M. Denis Sassou Nguesso bafoue aussi les engagements régionaux et internationaux signés par la République du Congo, en particulier la Charte africaine de la démocratie, des élections et de la gouvernance, dont l’article 23 prohibe « toute révision des Constitutions qui porte atteinte aux principes de l’alternance démocratique » et la Déclaration de Bamako sur les pratiques de la démocratie, des droits et des libertés dans l’espace francophone de l’Organisation internationale de la Francophonie.

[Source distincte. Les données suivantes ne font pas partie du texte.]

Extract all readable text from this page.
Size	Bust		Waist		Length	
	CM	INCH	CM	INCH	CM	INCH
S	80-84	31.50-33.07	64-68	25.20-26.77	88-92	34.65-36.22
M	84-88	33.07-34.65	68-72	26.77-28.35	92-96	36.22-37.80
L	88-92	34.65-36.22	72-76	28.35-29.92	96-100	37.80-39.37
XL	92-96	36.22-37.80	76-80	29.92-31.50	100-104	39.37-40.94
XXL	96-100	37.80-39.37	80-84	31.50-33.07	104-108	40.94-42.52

Il faut appeler les choses par leur nom : le président congolais est en train de commettre un coup d’État constitutionnel. Le Parti socialiste français l’a d’ailleurs dénoncé en ces termes , appelant « les Nations Unies, l’Union africaine et l’Union européenne à agir pour empêcher la tenue de ce référendum ». Le 8 octobre, l’envoyé spécial des États-Unis pour la région des Grands Lacs, Tom Perriello, a invité les chefs d’États de « République du Congo, de République démocratique du Congo et au Rwanda » à une « passation de pouvoir pacifique » pour « aider la région à tourner la page après des décennies d’instabilité ».

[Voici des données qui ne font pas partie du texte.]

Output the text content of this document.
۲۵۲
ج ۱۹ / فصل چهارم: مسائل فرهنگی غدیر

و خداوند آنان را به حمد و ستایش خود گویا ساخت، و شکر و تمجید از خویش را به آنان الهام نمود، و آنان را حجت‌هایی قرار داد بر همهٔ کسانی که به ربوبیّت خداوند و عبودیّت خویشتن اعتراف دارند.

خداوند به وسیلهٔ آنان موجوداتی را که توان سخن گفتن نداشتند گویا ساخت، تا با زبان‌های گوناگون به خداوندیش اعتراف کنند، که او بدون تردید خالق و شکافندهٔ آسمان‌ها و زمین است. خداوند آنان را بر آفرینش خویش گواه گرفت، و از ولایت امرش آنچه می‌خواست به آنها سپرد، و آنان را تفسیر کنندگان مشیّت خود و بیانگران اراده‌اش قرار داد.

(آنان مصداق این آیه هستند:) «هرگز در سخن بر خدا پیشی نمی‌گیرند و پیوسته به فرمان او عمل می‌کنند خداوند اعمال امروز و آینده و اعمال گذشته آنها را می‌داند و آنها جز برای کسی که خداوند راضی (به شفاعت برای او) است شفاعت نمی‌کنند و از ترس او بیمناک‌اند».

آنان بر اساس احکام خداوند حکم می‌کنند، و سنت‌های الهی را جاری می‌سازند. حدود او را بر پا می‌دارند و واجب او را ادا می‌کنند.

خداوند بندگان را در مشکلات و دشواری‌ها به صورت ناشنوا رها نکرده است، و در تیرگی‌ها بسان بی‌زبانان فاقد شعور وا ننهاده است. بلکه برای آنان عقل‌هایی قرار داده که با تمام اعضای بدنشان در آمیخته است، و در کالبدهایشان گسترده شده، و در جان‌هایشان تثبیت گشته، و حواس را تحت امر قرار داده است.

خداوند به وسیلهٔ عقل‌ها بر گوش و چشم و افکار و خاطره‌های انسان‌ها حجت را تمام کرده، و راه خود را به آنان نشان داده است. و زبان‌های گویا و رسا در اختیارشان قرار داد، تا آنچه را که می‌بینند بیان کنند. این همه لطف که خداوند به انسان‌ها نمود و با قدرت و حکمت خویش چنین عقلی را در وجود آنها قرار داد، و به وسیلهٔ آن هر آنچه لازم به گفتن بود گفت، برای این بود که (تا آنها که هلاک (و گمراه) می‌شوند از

La France, elle, est silencieuse ou presque. Lors du sommet de la Francophonie à Dakar, le 30 novembre 2014, vous aviez pourtant défini une position de principe claire : « Tous les citoyens des pays où les règles constitutionnelles sont malmenées, où la liberté est bafouée, où l’alternance est empêchée, sauront toujours trouver dans l’espace francophone le soutien nécessaire pour faire prévaloir la justice, le droit et la démocratie ». C’était il y a près d’un an. Ce discours a donné du courage à tous les démocrates du Congo, qui prennent des risques considérables en s’opposant publiquement à la tentative de confiscation de leur Constitution. Malgré la peur de la répression, plus de 20 000 d’entre eux étaient dans les rues de Brazzaville, fin septembre, pour protester contre le coup d’État en cours.

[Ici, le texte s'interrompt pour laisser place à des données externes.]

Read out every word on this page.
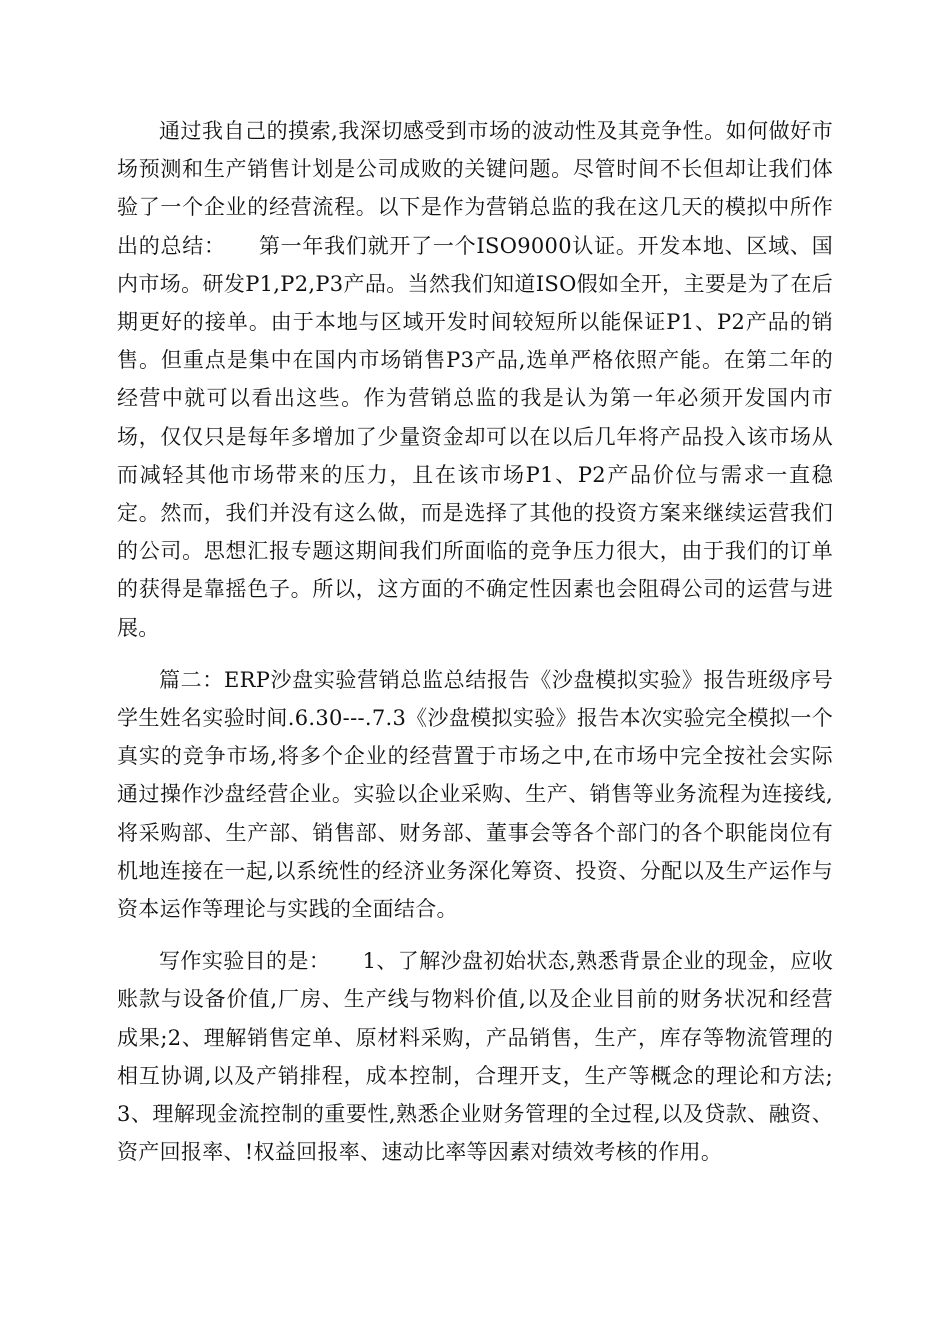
通过我自己的摸索,我深切感受到市场的波动性及其竞争性。如何做好市场预测和生产销售计划是公司成败的关键问题。尽管时间不长但却让我们体验了一个企业的经营流程。以下是作为营销总监的我在这几天的模拟中所作出的总结：　　第一年我们就开了一个ISO9000认证。开发本地、区域、国内市场。研发P1,P2,P3产品。当然我们知道ISO假如全开，主要是为了在后期更好的接单。由于本地与区域开发时间较短所以能保证P1、P2产品的销售。但重点是集中在国内市场销售P3产品,选单严格依照产能。在第二年的经营中就可以看出这些。作为营销总监的我是认为第一年必须开发国内市场，仅仅只是每年多增加了少量资金却可以在以后几年将产品投入该市场从而减轻其他市场带来的压力，且在该市场P1、P2产品价位与需求一直稳定。然而，我们并没有这么做，而是选择了其他的投资方案来继续运营我们的公司。思想汇报专题这期间我们所面临的竞争压力很大，由于我们的订单的获得是靠摇色子。所以，这方面的不确定性因素也会阻碍公司的运营与进展。

篇二：ERP沙盘实验营销总监总结报告《沙盘模拟实验》报告班级序号学生姓名实验时间.6.30---.7.3《沙盘模拟实验》报告本次实验完全模拟一个真实的竞争市场,将多个企业的经营置于市场之中,在市场中完全按社会实际通过操作沙盘经营企业。实验以企业采购、生产、销售等业务流程为连接线,将采购部、生产部、销售部、财务部、董事会等各个部门的各个职能岗位有机地连接在一起,以系统性的经济业务深化筹资、投资、分配以及生产运作与资本运作等理论与实践的全面结合。

写作实验目的是：　　1、了解沙盘初始状态,熟悉背景企业的现金，应收账款与设备价值,厂房、生产线与物料价值,以及企业目前的财务状况和经营成果;2、理解销售定单、原材料采购，产品销售，生产，库存等物流管理的相互协调,以及产销排程，成本控制，合理开支，生产等概念的理论和方法;　　　3、理解现金流控制的重要性,熟悉企业财务管理的全过程,以及贷款、融资、资产回报率、!权益回报率、速动比率等因素对绩效考核的作用。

Ces citoyens attendent aujourd’hui « le soutien » que vous leur avez promis. Ce soutien implique d’abord une réaction très ferme de votre part à l’égard du Congo Brazzaville, à la hauteur des enjeux dans les Grands Lacs et en Afrique centrale. Or pour toute réaction française, le Quai d’Orsay se contente d’un rappel allusif à votre discours de Dakar, et d’un appel à « un processus électoral crédible conduisant à des scrutins libres et transparents, dans le respect de l’État de droit et des libertés publiques » – un vœu pieux dans un pays où tous les processus électoraux récents ont été frauduleux.

Au Burundi, les sanctions européennes sont arrivées tard, alors que Pierre Nkurunziza était déjà passé outre l’interdiction d’un troisième mandat. Au Congo Brazzaville, la communauté internationale peut encore réagir avant qu’il ne soit trop tard. C’est pourquoi, les membres de la campagne « Tournons la page », vous demandent instamment :

– de condamner publiquement le changement de Constitution au Congo Brazzaville,

– d’entamer avec le Service européen pour l’action extérieure, l’Union africaine et le Secrétariat général des Nations unies, les discussions sur la coopération avec le Congo Brazzaville et l’accord de Cotonou,

– de faire établir une liste nominative des personnalités impliquées dans ces manipulations constitutionnelles et de prendre des sanctions à leur encontre , si possible de façon coordonnée au plan européen : entre autres, gel et surveillance des avoirs à l’étranger, interdiction de visa, annulation des titres de séjour.

Nous vous prions d’agréer, Monsieur le Président de la République, l’expression de notre très haute considération.